Posted on by Herbert

This Friday, we have Hongyi from GovTech talking about the making and deployment of a Digital Parking App, and Mohammad from TradeGecko talking about Asynchronous Processing!

Date/Time: Friday, October 6 at 7:00pm
Venue: SR3, Town Plaza, University Town, NUS

Parking.sg: from Prototype to Production

Talk Description:

Parking.sg is an app to pay for street parking without needing coupons. Learn how the app was built from the initial prototype to roll it out island wide. We will talk about the product, engineering, and bureacratic design decisions that were made to get us successfully to launch.

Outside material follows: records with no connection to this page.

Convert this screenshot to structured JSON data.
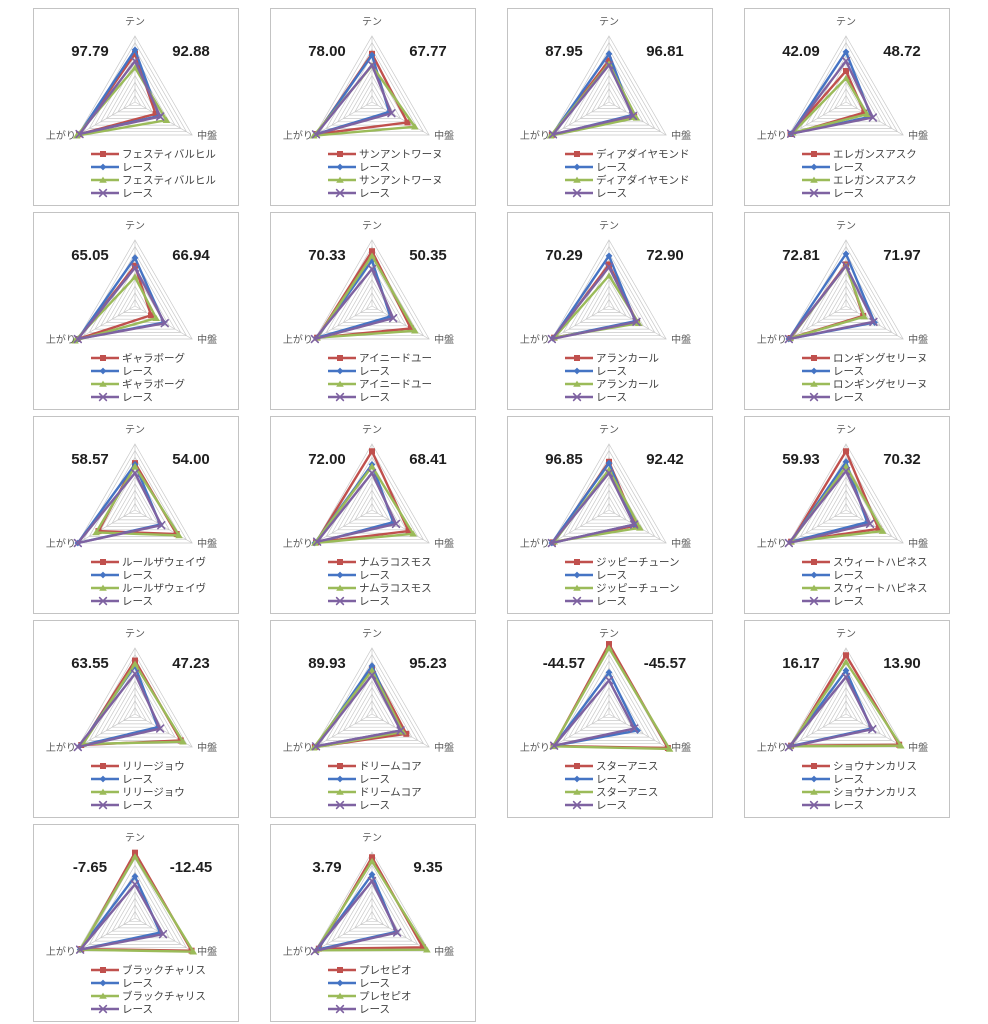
{
  "axis_labels": {
    "top": "テン",
    "right": "中盤",
    "left": "上がり"
  },
  "legend_series_label": "レース",
  "colors": {
    "red": "#C0504D",
    "blue": "#4574C4",
    "green": "#9BBB59",
    "purple": "#7E62A1",
    "grid": "#C9C9C9",
    "panel_border": "#C3C3C3",
    "value_text": "#1F1F1F",
    "axis_text": "#595959",
    "legend_text": "#404040"
  },
  "chart_data": [
    {
      "type": "radar",
      "name": "フェスティバルヒル",
      "left_value": "97.79",
      "right_value": "92.88",
      "axes": [
        "テン",
        "中盤",
        "上がり"
      ],
      "legend": [
        "フェスティバルヒル",
        "レース",
        "フェスティバルヒル",
        "レース"
      ],
      "series": [
        {
          "color": "red",
          "marker": "square",
          "values": [
            0.73,
            0.36,
            0.98
          ]
        },
        {
          "color": "blue",
          "marker": "diamond",
          "values": [
            0.79,
            0.42,
            0.98
          ]
        },
        {
          "color": "green",
          "marker": "triangle",
          "values": [
            0.52,
            0.55,
            1.02
          ]
        },
        {
          "color": "purple",
          "marker": "x",
          "values": [
            0.62,
            0.44,
            0.97
          ]
        }
      ]
    },
    {
      "type": "radar",
      "name": "サンアントワーヌ",
      "left_value": "78.00",
      "right_value": "67.77",
      "axes": [
        "テン",
        "中盤",
        "上がり"
      ],
      "legend": [
        "サンアントワーヌ",
        "レース",
        "サンアントワーヌ",
        "レース"
      ],
      "series": [
        {
          "color": "red",
          "marker": "square",
          "values": [
            0.73,
            0.62,
            0.97
          ]
        },
        {
          "color": "blue",
          "marker": "diamond",
          "values": [
            0.71,
            0.3,
            0.97
          ]
        },
        {
          "color": "green",
          "marker": "triangle",
          "values": [
            0.55,
            0.75,
            1.02
          ]
        },
        {
          "color": "purple",
          "marker": "x",
          "values": [
            0.56,
            0.34,
            0.98
          ]
        }
      ]
    },
    {
      "type": "radar",
      "name": "ディアダイヤモンド",
      "left_value": "87.95",
      "right_value": "96.81",
      "axes": [
        "テン",
        "中盤",
        "上がり"
      ],
      "legend": [
        "ディアダイヤモンド",
        "レース",
        "ディアダイヤモンド",
        "レース"
      ],
      "series": [
        {
          "color": "red",
          "marker": "square",
          "values": [
            0.63,
            0.44,
            1.0
          ]
        },
        {
          "color": "blue",
          "marker": "diamond",
          "values": [
            0.73,
            0.4,
            1.0
          ]
        },
        {
          "color": "green",
          "marker": "triangle",
          "values": [
            0.58,
            0.48,
            1.02
          ]
        },
        {
          "color": "purple",
          "marker": "x",
          "values": [
            0.56,
            0.42,
            0.98
          ]
        }
      ]
    },
    {
      "type": "radar",
      "name": "エレガンスアスク",
      "left_value": "42.09",
      "right_value": "48.72",
      "axes": [
        "テン",
        "中盤",
        "上がり"
      ],
      "legend": [
        "エレガンスアスク",
        "レース",
        "エレガンスアスク",
        "レース"
      ],
      "series": [
        {
          "color": "red",
          "marker": "square",
          "values": [
            0.47,
            0.32,
            0.97
          ]
        },
        {
          "color": "blue",
          "marker": "diamond",
          "values": [
            0.76,
            0.44,
            0.96
          ]
        },
        {
          "color": "green",
          "marker": "triangle",
          "values": [
            0.36,
            0.37,
            0.93
          ]
        },
        {
          "color": "purple",
          "marker": "x",
          "values": [
            0.62,
            0.47,
            0.96
          ]
        }
      ]
    },
    {
      "type": "radar",
      "name": "ギャラボーグ",
      "left_value": "65.05",
      "right_value": "66.94",
      "axes": [
        "テン",
        "中盤",
        "上がり"
      ],
      "legend": [
        "ギャラボーグ",
        "レース",
        "ギャラボーグ",
        "レース"
      ],
      "series": [
        {
          "color": "red",
          "marker": "square",
          "values": [
            0.61,
            0.28,
            1.0
          ]
        },
        {
          "color": "blue",
          "marker": "diamond",
          "values": [
            0.73,
            0.5,
            1.0
          ]
        },
        {
          "color": "green",
          "marker": "triangle",
          "values": [
            0.44,
            0.37,
            1.05
          ]
        },
        {
          "color": "purple",
          "marker": "x",
          "values": [
            0.58,
            0.52,
            1.0
          ]
        }
      ]
    },
    {
      "type": "radar",
      "name": "アイニードユー",
      "left_value": "70.33",
      "right_value": "50.35",
      "axes": [
        "テン",
        "中盤",
        "上がり"
      ],
      "legend": [
        "アイニードユー",
        "レース",
        "アイニードユー",
        "レース"
      ],
      "series": [
        {
          "color": "red",
          "marker": "square",
          "values": [
            0.83,
            0.68,
            0.96
          ]
        },
        {
          "color": "blue",
          "marker": "diamond",
          "values": [
            0.69,
            0.32,
            0.96
          ]
        },
        {
          "color": "green",
          "marker": "triangle",
          "values": [
            0.76,
            0.75,
            0.96
          ]
        },
        {
          "color": "purple",
          "marker": "x",
          "values": [
            0.56,
            0.37,
            1.0
          ]
        }
      ]
    },
    {
      "type": "radar",
      "name": "アランカール",
      "left_value": "70.29",
      "right_value": "72.90",
      "axes": [
        "テン",
        "中盤",
        "上がり"
      ],
      "legend": [
        "アランカール",
        "レース",
        "アランカール",
        "レース"
      ],
      "series": [
        {
          "color": "red",
          "marker": "square",
          "values": [
            0.63,
            0.49,
            0.96
          ]
        },
        {
          "color": "blue",
          "marker": "diamond",
          "values": [
            0.76,
            0.46,
            0.98
          ]
        },
        {
          "color": "green",
          "marker": "triangle",
          "values": [
            0.46,
            0.52,
            0.96
          ]
        },
        {
          "color": "purple",
          "marker": "x",
          "values": [
            0.59,
            0.48,
            1.0
          ]
        }
      ]
    },
    {
      "type": "radar",
      "name": "ロンギングセリーヌ",
      "left_value": "72.81",
      "right_value": "71.97",
      "axes": [
        "テン",
        "中盤",
        "上がり"
      ],
      "legend": [
        "ロンギングセリーヌ",
        "レース",
        "ロンギングセリーヌ",
        "レース"
      ],
      "series": [
        {
          "color": "red",
          "marker": "square",
          "values": [
            0.63,
            0.3,
            0.97
          ]
        },
        {
          "color": "blue",
          "marker": "diamond",
          "values": [
            0.79,
            0.5,
            1.0
          ]
        },
        {
          "color": "green",
          "marker": "triangle",
          "values": [
            0.61,
            0.32,
            0.98
          ]
        },
        {
          "color": "purple",
          "marker": "x",
          "values": [
            0.61,
            0.48,
            1.0
          ]
        }
      ]
    },
    {
      "type": "radar",
      "name": "ルールザウェイヴ",
      "left_value": "58.57",
      "right_value": "54.00",
      "axes": [
        "テン",
        "中盤",
        "上がり"
      ],
      "legend": [
        "ルールザウェイヴ",
        "レース",
        "ルールザウェイヴ",
        "レース"
      ],
      "series": [
        {
          "color": "red",
          "marker": "square",
          "values": [
            0.71,
            0.73,
            0.64
          ]
        },
        {
          "color": "blue",
          "marker": "diamond",
          "values": [
            0.69,
            0.44,
            1.0
          ]
        },
        {
          "color": "green",
          "marker": "triangle",
          "values": [
            0.66,
            0.77,
            0.68
          ]
        },
        {
          "color": "purple",
          "marker": "x",
          "values": [
            0.56,
            0.46,
            1.0
          ]
        }
      ]
    },
    {
      "type": "radar",
      "name": "ナムラコスモス",
      "left_value": "72.00",
      "right_value": "68.41",
      "axes": [
        "テン",
        "中盤",
        "上がり"
      ],
      "legend": [
        "ナムラコスモス",
        "レース",
        "ナムラコスモス",
        "レース"
      ],
      "series": [
        {
          "color": "red",
          "marker": "square",
          "values": [
            0.89,
            0.64,
            0.98
          ]
        },
        {
          "color": "blue",
          "marker": "diamond",
          "values": [
            0.69,
            0.37,
            1.0
          ]
        },
        {
          "color": "green",
          "marker": "triangle",
          "values": [
            0.66,
            0.72,
            1.0
          ]
        },
        {
          "color": "purple",
          "marker": "x",
          "values": [
            0.56,
            0.42,
            0.96
          ]
        }
      ]
    },
    {
      "type": "radar",
      "name": "ジッピーチューン",
      "left_value": "96.85",
      "right_value": "92.42",
      "axes": [
        "テン",
        "中盤",
        "上がり"
      ],
      "legend": [
        "ジッピーチューン",
        "レース",
        "ジッピーチューン",
        "レース"
      ],
      "series": [
        {
          "color": "red",
          "marker": "square",
          "values": [
            0.73,
            0.47,
            0.98
          ]
        },
        {
          "color": "blue",
          "marker": "diamond",
          "values": [
            0.71,
            0.44,
            1.0
          ]
        },
        {
          "color": "green",
          "marker": "triangle",
          "values": [
            0.61,
            0.54,
            0.96
          ]
        },
        {
          "color": "purple",
          "marker": "x",
          "values": [
            0.56,
            0.44,
            1.0
          ]
        }
      ]
    },
    {
      "type": "radar",
      "name": "スウィートハピネス",
      "left_value": "59.93",
      "right_value": "70.32",
      "axes": [
        "テン",
        "中盤",
        "上がり"
      ],
      "legend": [
        "スウィートハピネス",
        "レース",
        "スウィートハピネス",
        "レース"
      ],
      "series": [
        {
          "color": "red",
          "marker": "square",
          "values": [
            0.89,
            0.57,
            0.96
          ]
        },
        {
          "color": "blue",
          "marker": "diamond",
          "values": [
            0.73,
            0.37,
            0.96
          ]
        },
        {
          "color": "green",
          "marker": "triangle",
          "values": [
            0.66,
            0.64,
            0.96
          ]
        },
        {
          "color": "purple",
          "marker": "x",
          "values": [
            0.59,
            0.42,
            1.0
          ]
        }
      ]
    },
    {
      "type": "radar",
      "name": "リリージョウ",
      "left_value": "63.55",
      "right_value": "47.23",
      "axes": [
        "テン",
        "中盤",
        "上がり"
      ],
      "legend": [
        "リリージョウ",
        "レース",
        "リリージョウ",
        "レース"
      ],
      "series": [
        {
          "color": "red",
          "marker": "square",
          "values": [
            0.81,
            0.8,
            0.94
          ]
        },
        {
          "color": "blue",
          "marker": "diamond",
          "values": [
            0.73,
            0.4,
            0.96
          ]
        },
        {
          "color": "green",
          "marker": "triangle",
          "values": [
            0.76,
            0.84,
            0.91
          ]
        },
        {
          "color": "purple",
          "marker": "x",
          "values": [
            0.61,
            0.44,
            1.0
          ]
        }
      ]
    },
    {
      "type": "radar",
      "name": "ドリームコア",
      "left_value": "89.93",
      "right_value": "95.23",
      "axes": [
        "テン",
        "中盤",
        "上がり"
      ],
      "legend": [
        "ドリームコア",
        "レース",
        "ドリームコア",
        "レース"
      ],
      "series": [
        {
          "color": "red",
          "marker": "square",
          "values": [
            0.69,
            0.6,
            1.0
          ]
        },
        {
          "color": "blue",
          "marker": "diamond",
          "values": [
            0.73,
            0.5,
            0.98
          ]
        },
        {
          "color": "green",
          "marker": "triangle",
          "values": [
            0.66,
            0.54,
            1.02
          ]
        },
        {
          "color": "purple",
          "marker": "x",
          "values": [
            0.59,
            0.5,
            0.98
          ]
        }
      ]
    },
    {
      "type": "radar",
      "name": "スターアニス",
      "left_value": "-44.57",
      "right_value": "-45.57",
      "axes": [
        "テン",
        "中盤",
        "上がり"
      ],
      "legend": [
        "スターアニス",
        "レース",
        "スターアニス",
        "レース"
      ],
      "series": [
        {
          "color": "red",
          "marker": "square",
          "values": [
            1.06,
            1.03,
            0.97
          ]
        },
        {
          "color": "blue",
          "marker": "diamond",
          "values": [
            0.63,
            0.5,
            0.96
          ]
        },
        {
          "color": "green",
          "marker": "triangle",
          "values": [
            1.0,
            1.06,
            0.98
          ]
        },
        {
          "color": "purple",
          "marker": "x",
          "values": [
            0.51,
            0.44,
            0.96
          ]
        }
      ]
    },
    {
      "type": "radar",
      "name": "ショウナンカリス",
      "left_value": "16.17",
      "right_value": "13.90",
      "axes": [
        "テン",
        "中盤",
        "上がり"
      ],
      "legend": [
        "ショウナンカリス",
        "レース",
        "ショウナンカリス",
        "レース"
      ],
      "series": [
        {
          "color": "red",
          "marker": "square",
          "values": [
            0.89,
            0.93,
            0.96
          ]
        },
        {
          "color": "blue",
          "marker": "diamond",
          "values": [
            0.66,
            0.44,
            0.98
          ]
        },
        {
          "color": "green",
          "marker": "triangle",
          "values": [
            0.79,
            0.96,
            0.98
          ]
        },
        {
          "color": "purple",
          "marker": "x",
          "values": [
            0.56,
            0.46,
            1.0
          ]
        }
      ]
    },
    {
      "type": "radar",
      "name": "ブラックチャリス",
      "left_value": "-7.65",
      "right_value": "-12.45",
      "axes": [
        "テン",
        "中盤",
        "上がり"
      ],
      "legend": [
        "ブラックチャリス",
        "レース",
        "ブラックチャリス",
        "レース"
      ],
      "series": [
        {
          "color": "red",
          "marker": "square",
          "values": [
            0.99,
            0.99,
            0.94
          ]
        },
        {
          "color": "blue",
          "marker": "diamond",
          "values": [
            0.63,
            0.44,
            0.96
          ]
        },
        {
          "color": "green",
          "marker": "triangle",
          "values": [
            0.93,
            1.02,
            0.96
          ]
        },
        {
          "color": "purple",
          "marker": "x",
          "values": [
            0.51,
            0.49,
            0.96
          ]
        }
      ]
    },
    {
      "type": "radar",
      "name": "プレセピオ",
      "left_value": "3.79",
      "right_value": "9.35",
      "axes": [
        "テン",
        "中盤",
        "上がり"
      ],
      "legend": [
        "プレセピオ",
        "レース",
        "プレセピオ",
        "レース"
      ],
      "series": [
        {
          "color": "red",
          "marker": "square",
          "values": [
            0.92,
            0.89,
            0.93
          ]
        },
        {
          "color": "blue",
          "marker": "diamond",
          "values": [
            0.66,
            0.42,
            0.96
          ]
        },
        {
          "color": "green",
          "marker": "triangle",
          "values": [
            0.86,
            0.96,
            0.98
          ]
        },
        {
          "color": "purple",
          "marker": "x",
          "values": [
            0.56,
            0.44,
            1.0
          ]
        }
      ]
    }
  ]
}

Things we’ll cover include:

  • Pitching with prototypes instead of slides
  • Stripping away unecessary features so you can focus on what is important
  • Designing a data model for a distributed system
  • Reliable apps while having an unreliable network
  • Designing a clean user experience

Speaker Profile

Hongyi likes to build things. As the Deputy Director of the Product and Engineering Team at GovTech, his job is to design, evangelize, and implement software to help improve the public good. Projects he’s launched include Data.gov.sg, Beeline.sg, and Parking.sg. Prior to joining the government Hongyi worked at Google. There he designed the current Image Search “page split” UI and worked on Spanner: Google’s Globally Distributed Database.

Asynchronous Processing

Talk Description:

Asynchronous processing is an important methodology for systems design which allows execution of expensive calculations independently of critical/responsive system flows. In this talk we will be:

  • Walking through systems before/after asynchronous processing is introduced into their architecture.
  • Shedding the light on Asynchronous processing landscape (servers, frameworks, and libraries).

Speaker Profile

Mohammad is an Engineering Manager at TradeGecko. Through his career, he worked with multiple technology stacks and enjoyed testing out and experimenting many others. He worked both in the financial sector, where engineering performance & optimization is key, and in lean product development environments where user-centric design is a priority. In his free time, he loves to experiment with technologies and food (yes, he can make some interesting middle-eastern dishes). Some of the topics that excite Mohammad: Distributed Systems Design, Operations Research, Parallel Processing, Graph Theory, Queueing Theory, Database Design & Domain Driven Design.